The Story of the Smithfield Raid

By David Bacon

t r u t h o u t | Guest Contributor
Friday 18 May 2007

This story was originally published in the web edition of American Prospect.

Red Springs, North Carolina - To organizer Eduardo Peña, "The raid was like a nuclear bomb." Or more precisely, a neutron bomb, that ingenious weapon of the Cold War whose radiation was meant to kill a city's residents, but leave its buildings standing. After the immigration raid of January 24 at the Smithfield pork slaughtering plant in Tar Heel, North Carolina, the factory was still intact, the machinery of the production lines ready to clank and clatter into its normal motion. But many workers were gone, and much of the plant lay still.

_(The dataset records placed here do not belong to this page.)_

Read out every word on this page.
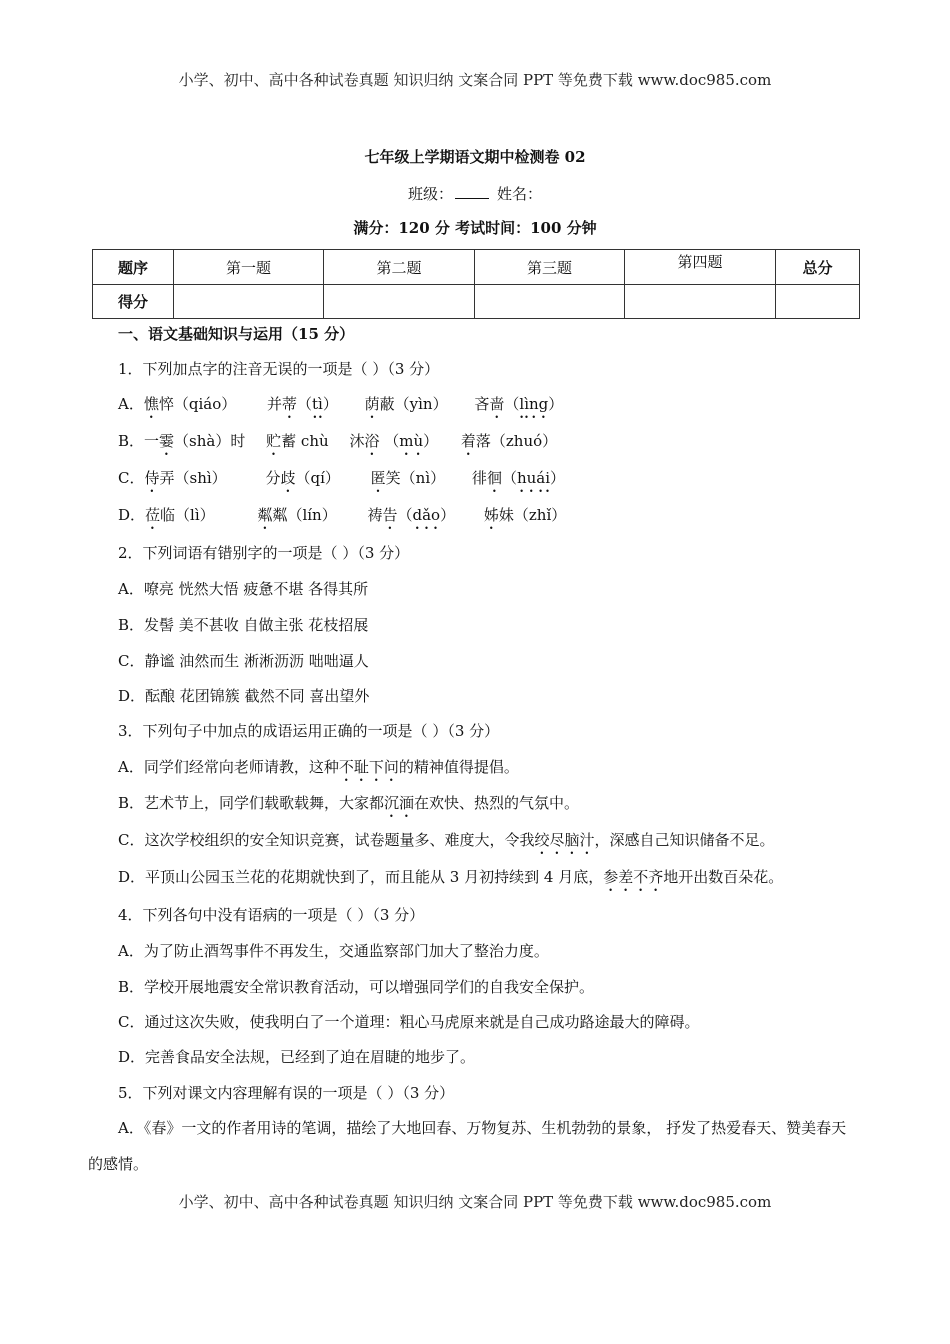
小学、初中、高中各种试卷真题 知识归纳 文案合同 PPT 等免费下载 www.doc985.com
七年级上学期语文期中检测卷 02
班级：	姓名：
满分：120 分 考试时间：100 分钟
题序	第一题	第二题	第三题	第四题	总分
得分					
一、语文基础知识与运用（15 分）
1．下列加点字的注音无误的一项是（ ）（3 分）
A．憔悴（qiáo） 并蒂（tì） 荫蔽（yìn） 吝啬（lìng）
B．一霎（shà）时 贮蓄 chù 沐浴 （mù） 着落（zhuó）
C．侍弄（shì）	分歧（qí） 匿笑（nì） 徘徊（huái）
D．莅临（lì）	粼粼（lín） 祷告（dǎo） 姊妹（zhǐ）
2．下列词语有错别字的一项是（ ）（3 分）
A．嘹亮 恍然大悟 疲惫不堪 各得其所
B．发髻 美不甚收 自做主张 花枝招展
C．静谧 油然而生 淅淅沥沥 咄咄逼人
D．酝酿 花团锦簇 截然不同 喜出望外
3．下列句子中加点的成语运用正确的一项是（ ）（3 分）
A．同学们经常向老师请教，这种不耻下问的精神值得提倡。
B．艺术节上，同学们载歌载舞，大家都沉湎在欢快、热烈的气氛中。
C．这次学校组织的安全知识竞赛，试卷题量多、难度大，令我绞尽脑汁，深感自己知识储备不足。
D．平顶山公园玉兰花的花期就快到了，而且能从 3 月初持续到 4 月底，参差不齐地开出数百朵花。
4．下列各句中没有语病的一项是（ ）（3 分）
A．为了防止酒驾事件不再发生，交通监察部门加大了整治力度。
B．学校开展地震安全常识教育活动，可以增强同学们的自我安全保护。
C．通过这次失败，使我明白了一个道理：粗心马虎原来就是自己成功路途最大的障碍。
D．完善食品安全法规，已经到了迫在眉睫的地步了。
5．下列对课文内容理解有误的一项是（ ）（3 分）
A．《春》一文的作者用诗的笔调，描绘了大地回春、万物复苏、生机勃勃的景象， 抒发了热爱春天、赞美春天的感情。
小学、初中、高中各种试卷真题 知识归纳 文案合同 PPT 等免费下载 www.doc985.com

That day, the migra (agents of Immigration and Customs Enforcement, part of the Homeland Security Department) picked up 21 people while trying not to alert the rest of the plant's laborers. One by one, supervisors went to Mexicans on the line. You're needed in the front office, they'd say. The workers would put down their knives, take off their gloves and walk through the cavernous building to the human resources department. There, ICE agents took them into custody, put them in handcuffs and locked them up in a temporary detention area. Later, they were taken out in vans and sent to immigration jails as far away as Georgia.